The company's shares have risen
Apple wants to increase its production in the 1st half of 2021 by 30% compared to the same period in 2020, Nikkei Asia was told. Production growth for Mac computers, including the MacBook Pro and iMac Pro, could also be higher.
Apple (AAPL) shares rose 5 per cent to a three-month high on Tuesday as investors received upbeat news of the company's plans to boost production of its iPhone and Mac.
The authoritative Nikkei Asia, citing anonymous sources, said on Tuesday that Apple has instructed its suppliers to produce around 230 million iPhones next year, a 30% increase on the pre-pandemic 2019 pace, with around 96 million planned for the first half of the year. These production plans include the new iPhone 12 c 5G as well as older models.

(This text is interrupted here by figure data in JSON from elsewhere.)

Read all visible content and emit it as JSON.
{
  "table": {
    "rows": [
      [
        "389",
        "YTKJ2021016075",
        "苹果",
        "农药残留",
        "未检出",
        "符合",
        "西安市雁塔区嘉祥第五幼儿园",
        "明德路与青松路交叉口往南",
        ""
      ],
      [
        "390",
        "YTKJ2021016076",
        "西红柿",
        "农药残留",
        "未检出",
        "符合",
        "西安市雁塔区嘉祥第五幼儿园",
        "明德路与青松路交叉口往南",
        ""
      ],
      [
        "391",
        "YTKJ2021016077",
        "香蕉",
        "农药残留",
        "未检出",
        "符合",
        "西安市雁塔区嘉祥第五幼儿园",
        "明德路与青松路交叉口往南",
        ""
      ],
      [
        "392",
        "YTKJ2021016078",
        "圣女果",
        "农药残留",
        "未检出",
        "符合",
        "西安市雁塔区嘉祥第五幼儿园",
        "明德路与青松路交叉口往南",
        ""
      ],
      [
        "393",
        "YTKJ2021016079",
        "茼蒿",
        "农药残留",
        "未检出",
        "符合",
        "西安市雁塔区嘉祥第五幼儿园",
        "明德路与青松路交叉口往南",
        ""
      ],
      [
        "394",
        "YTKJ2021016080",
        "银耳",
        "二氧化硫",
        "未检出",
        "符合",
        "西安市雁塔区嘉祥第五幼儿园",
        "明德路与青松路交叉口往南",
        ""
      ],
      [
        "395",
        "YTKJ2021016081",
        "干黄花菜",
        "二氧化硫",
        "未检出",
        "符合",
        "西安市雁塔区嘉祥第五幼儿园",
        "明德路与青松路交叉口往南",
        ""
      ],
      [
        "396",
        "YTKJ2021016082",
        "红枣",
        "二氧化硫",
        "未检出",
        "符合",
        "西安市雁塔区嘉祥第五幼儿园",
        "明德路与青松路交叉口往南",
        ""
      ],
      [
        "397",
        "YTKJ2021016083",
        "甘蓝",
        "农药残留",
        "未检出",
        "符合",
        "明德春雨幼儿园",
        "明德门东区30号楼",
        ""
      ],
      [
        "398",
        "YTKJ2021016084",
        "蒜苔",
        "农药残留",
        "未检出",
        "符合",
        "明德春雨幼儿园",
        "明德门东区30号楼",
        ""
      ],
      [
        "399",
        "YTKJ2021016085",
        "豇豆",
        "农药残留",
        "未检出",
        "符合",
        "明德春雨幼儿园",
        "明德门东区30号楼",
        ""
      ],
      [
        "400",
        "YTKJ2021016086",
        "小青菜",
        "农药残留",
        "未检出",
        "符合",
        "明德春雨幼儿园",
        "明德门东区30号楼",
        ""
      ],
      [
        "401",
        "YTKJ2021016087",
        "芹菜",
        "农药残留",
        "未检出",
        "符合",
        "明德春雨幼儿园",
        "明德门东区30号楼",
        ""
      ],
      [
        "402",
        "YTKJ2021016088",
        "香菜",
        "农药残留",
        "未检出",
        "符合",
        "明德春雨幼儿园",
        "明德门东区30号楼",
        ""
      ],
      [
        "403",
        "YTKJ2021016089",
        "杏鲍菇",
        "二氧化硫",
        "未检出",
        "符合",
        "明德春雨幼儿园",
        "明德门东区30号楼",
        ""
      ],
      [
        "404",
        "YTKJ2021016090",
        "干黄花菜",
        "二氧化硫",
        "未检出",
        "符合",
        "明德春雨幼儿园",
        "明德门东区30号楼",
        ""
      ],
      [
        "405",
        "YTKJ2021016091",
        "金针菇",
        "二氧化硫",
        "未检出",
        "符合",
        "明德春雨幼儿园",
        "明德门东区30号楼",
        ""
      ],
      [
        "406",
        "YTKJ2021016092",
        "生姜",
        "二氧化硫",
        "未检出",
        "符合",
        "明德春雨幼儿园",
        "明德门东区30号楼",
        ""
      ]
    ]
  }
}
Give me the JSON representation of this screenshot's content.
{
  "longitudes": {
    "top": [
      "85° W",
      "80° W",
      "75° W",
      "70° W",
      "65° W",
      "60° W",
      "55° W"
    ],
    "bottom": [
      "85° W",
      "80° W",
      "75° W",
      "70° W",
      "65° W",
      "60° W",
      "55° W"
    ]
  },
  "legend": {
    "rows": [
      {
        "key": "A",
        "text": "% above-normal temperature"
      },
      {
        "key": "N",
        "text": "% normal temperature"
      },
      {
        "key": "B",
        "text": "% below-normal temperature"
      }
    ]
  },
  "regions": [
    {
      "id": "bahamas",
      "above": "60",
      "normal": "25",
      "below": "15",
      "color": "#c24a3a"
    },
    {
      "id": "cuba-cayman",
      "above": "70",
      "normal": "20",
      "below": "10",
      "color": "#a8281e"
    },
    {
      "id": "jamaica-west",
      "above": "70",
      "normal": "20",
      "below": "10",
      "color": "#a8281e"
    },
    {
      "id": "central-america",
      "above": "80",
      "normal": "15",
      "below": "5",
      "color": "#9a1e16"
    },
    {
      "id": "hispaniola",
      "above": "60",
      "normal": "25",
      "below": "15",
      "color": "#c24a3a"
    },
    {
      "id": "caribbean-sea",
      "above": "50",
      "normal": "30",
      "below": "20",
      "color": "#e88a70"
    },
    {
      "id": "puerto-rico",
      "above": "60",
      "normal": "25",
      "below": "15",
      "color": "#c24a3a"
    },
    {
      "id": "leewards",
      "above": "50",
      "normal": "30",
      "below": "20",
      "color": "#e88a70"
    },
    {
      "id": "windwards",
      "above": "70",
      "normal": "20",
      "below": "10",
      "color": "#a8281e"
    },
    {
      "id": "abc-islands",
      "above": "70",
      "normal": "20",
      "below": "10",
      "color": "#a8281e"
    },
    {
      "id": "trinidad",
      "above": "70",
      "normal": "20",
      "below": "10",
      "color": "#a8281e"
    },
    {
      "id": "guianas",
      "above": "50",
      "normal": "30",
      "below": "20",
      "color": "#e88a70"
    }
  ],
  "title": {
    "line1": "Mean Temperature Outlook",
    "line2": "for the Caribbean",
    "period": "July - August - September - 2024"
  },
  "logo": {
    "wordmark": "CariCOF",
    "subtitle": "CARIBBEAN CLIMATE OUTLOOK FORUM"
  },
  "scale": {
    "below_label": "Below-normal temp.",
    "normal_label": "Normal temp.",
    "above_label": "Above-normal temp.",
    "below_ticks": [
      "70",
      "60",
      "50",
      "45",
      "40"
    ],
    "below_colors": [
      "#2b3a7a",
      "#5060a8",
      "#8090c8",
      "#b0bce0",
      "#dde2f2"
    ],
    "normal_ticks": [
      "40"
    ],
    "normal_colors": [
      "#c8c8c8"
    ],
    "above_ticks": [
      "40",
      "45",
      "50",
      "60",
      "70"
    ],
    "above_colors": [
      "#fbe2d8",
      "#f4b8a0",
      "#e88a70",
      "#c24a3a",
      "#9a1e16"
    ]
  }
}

Next year will see a tighter production and delivery schedule in Apple's high-performance PC segment, including the MacBook Pro and iMac Pro.
Apple's largest supplier Foxconn Technology Group said last month that its sales in 2021 would grow by about 10 per cent on what it sees as strong demand for consumer electronics in general and the iPhone 12 in particular. Apple typically accounts for about half of Taiwan's Foxconn's annual revenue.
At the same time, analysts warn that Apple's production plans are subject to change, with adjustments relative to current demand, and could be hampered by severe problems with spare parts shortages.
For example, it's not just Apple that plans to ramp up supply Chinese smartphone maker Xiaomi intends to increase production in 2021 to 240 million, which could exacerbate the industry's parts shortage. Like its peers, Xiaomi is trying to expand overseas as Huawei retreats from the US market due to US government sanctions.
Apple shares have posted a strong 74.2 per cent rise since the start of the year, outperforming the major US stock indices. The rise was largely based on expectations of the arrival of the new iPhone 12 lineup with 5G and other new products. The surge also came after Apple's stock split in early September, but since then the shares were down 9.2 per cent before the close of trading on Monday.